И это говорил мой недавний ученик, мой преемник! Мог ли я десять лет назад подумать, что из этого, в общем-то доброго, безумно влюбленного в Дусю лейтенанта-романтика, не блиставшего
Да, сильно изменился Октавин. Хотя, собственно, почему изменился? Он и был волевым, напористым, знающим, чего хочет. Не уступил Дусю Тарасову, не отступился от расчетов при первых неудачах, стал превосходным летчиком без особых, можно сказать, на то данных. Он, как и Геннадий, — личность. Сильная личность. А такие люди и к другим подходят со своей меркой: хлюпик ты, неженка — не место тебе в истребительной авиации.
Может, Октавин в чем-то и прав, но мне было жаль Неудачина, я сочувствовал ему и не осуждал за минутную слабость. Потому сказал с укоризной:
— Нельзя так категорично судить о людях. У того же Синицына было доброе и мягкое сердце. А летал как!
— Если бы и Неудачин летал… А то всю эскадрилью назад тянет, а спрашиваете с меня.
— Хорошо, в следующий летный день запланируйте его со мной…
Отъезд с рыбалки был назначен на 16.00, и в начале четвертого рыбаки потянулись к автобусу. Мнацоконян принес полный садок карасей, некрупных и каких-то чумазых, с темной, почти черной, чешуей на спине. На немного отстали от него Огурцовский и Нудельман. У остальных улов был похуже: кто одного-двух верхоглядов, кто с десяток красноперок, а кое-кому пришлось довольствоваться касатками да карасями.
— А мы нашли такое озерцо, — похвалялся Мнацоконян, — хоть руками лови. Глубина — метра полтора. Собственно, это не озерцо, а заливчик, отпочковавшийся от протоки: вода быстро упала, вот карась и не успел из места кормежки смыться. А теперь, чувствуя, что зимой придется голодной смертью умирать, предпочитает покончить самоубийством — на голый крючок бросается…
Уже было около четырех, рыболовы стали залезать в автобус. Не вернулись лишь Супрун с Неудачиным.
— …Не иначе опять с лейтенантом с роковой фамилией что-нибудь приключилось, — высказал кто-то предположение.

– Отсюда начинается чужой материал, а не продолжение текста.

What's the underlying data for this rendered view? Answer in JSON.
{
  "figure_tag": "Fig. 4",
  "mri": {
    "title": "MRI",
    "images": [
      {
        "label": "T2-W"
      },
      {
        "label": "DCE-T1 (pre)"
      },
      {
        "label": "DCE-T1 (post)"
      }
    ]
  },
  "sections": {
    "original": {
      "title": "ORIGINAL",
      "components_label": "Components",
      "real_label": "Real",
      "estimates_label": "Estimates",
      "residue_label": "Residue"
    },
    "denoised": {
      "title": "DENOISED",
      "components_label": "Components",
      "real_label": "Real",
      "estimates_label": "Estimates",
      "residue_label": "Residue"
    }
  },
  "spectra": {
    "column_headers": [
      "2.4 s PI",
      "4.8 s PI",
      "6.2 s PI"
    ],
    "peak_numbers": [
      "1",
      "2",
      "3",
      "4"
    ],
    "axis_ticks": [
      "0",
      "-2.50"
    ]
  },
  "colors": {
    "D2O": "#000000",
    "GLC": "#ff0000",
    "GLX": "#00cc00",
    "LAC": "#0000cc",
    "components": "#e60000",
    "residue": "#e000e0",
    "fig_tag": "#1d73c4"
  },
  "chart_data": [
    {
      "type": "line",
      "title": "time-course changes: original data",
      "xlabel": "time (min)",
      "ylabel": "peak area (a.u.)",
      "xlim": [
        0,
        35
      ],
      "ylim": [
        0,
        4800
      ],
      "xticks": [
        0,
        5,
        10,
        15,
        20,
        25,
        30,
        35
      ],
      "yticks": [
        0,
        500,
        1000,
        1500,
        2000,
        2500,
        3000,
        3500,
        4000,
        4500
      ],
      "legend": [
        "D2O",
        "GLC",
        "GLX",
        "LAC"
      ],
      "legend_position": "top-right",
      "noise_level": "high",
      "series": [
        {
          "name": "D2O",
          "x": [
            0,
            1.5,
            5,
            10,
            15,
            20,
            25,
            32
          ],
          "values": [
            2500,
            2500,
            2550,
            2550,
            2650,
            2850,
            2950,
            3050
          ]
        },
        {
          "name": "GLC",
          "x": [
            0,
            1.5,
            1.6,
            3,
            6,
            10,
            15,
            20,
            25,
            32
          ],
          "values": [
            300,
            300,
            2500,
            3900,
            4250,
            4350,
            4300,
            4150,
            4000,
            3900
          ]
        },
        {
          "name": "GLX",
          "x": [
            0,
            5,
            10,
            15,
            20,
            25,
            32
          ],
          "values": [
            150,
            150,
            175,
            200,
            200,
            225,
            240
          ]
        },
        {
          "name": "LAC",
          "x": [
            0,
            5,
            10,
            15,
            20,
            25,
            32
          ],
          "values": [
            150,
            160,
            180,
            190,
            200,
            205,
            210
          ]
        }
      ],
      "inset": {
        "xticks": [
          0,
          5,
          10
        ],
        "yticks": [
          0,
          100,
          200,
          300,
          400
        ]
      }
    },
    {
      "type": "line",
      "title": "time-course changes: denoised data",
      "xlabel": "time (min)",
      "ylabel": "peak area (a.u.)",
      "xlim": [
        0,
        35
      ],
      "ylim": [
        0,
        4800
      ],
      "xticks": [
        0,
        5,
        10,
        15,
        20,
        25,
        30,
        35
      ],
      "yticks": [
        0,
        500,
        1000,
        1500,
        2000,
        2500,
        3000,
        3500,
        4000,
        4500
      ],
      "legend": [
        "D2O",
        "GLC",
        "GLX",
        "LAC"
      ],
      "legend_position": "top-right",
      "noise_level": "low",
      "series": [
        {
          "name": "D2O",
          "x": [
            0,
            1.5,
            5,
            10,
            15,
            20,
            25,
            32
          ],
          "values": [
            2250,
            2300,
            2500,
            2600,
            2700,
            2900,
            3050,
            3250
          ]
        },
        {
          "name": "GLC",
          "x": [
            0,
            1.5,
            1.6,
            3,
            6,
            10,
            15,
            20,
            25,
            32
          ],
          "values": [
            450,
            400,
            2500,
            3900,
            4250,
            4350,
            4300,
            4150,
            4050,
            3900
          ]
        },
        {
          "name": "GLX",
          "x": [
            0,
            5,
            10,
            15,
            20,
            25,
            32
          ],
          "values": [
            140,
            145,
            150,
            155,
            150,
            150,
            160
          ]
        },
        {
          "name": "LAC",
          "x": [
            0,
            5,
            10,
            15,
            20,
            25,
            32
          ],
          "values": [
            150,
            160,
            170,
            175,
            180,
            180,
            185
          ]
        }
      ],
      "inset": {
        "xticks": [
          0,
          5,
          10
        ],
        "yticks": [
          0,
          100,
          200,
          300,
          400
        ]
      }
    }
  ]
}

— Подобрались два сапога пара, — усмехнулся Мнацоконян. — Рыбак-шатун и охотник-надомник… Валек уволок его куда-нибудь километров за семь, хорошо если к вечеру вернутся.
Кличку «рыбак-шатун» приклеил Супруну Мнацоконян еще в первую рыбалку, когда летчик появился в полку после окончания училища. Валентин оказался заядлым рыболовом и не пропускал ни одного выходного дня, чтобы не побывать на реке, если позволяла его летная служба. Он первым выскакивал из катера или автобуса и, никого не дожидаясь, быстро удалялся вдоль берега. Возвращался последним, неся полный садок разнорыбицы.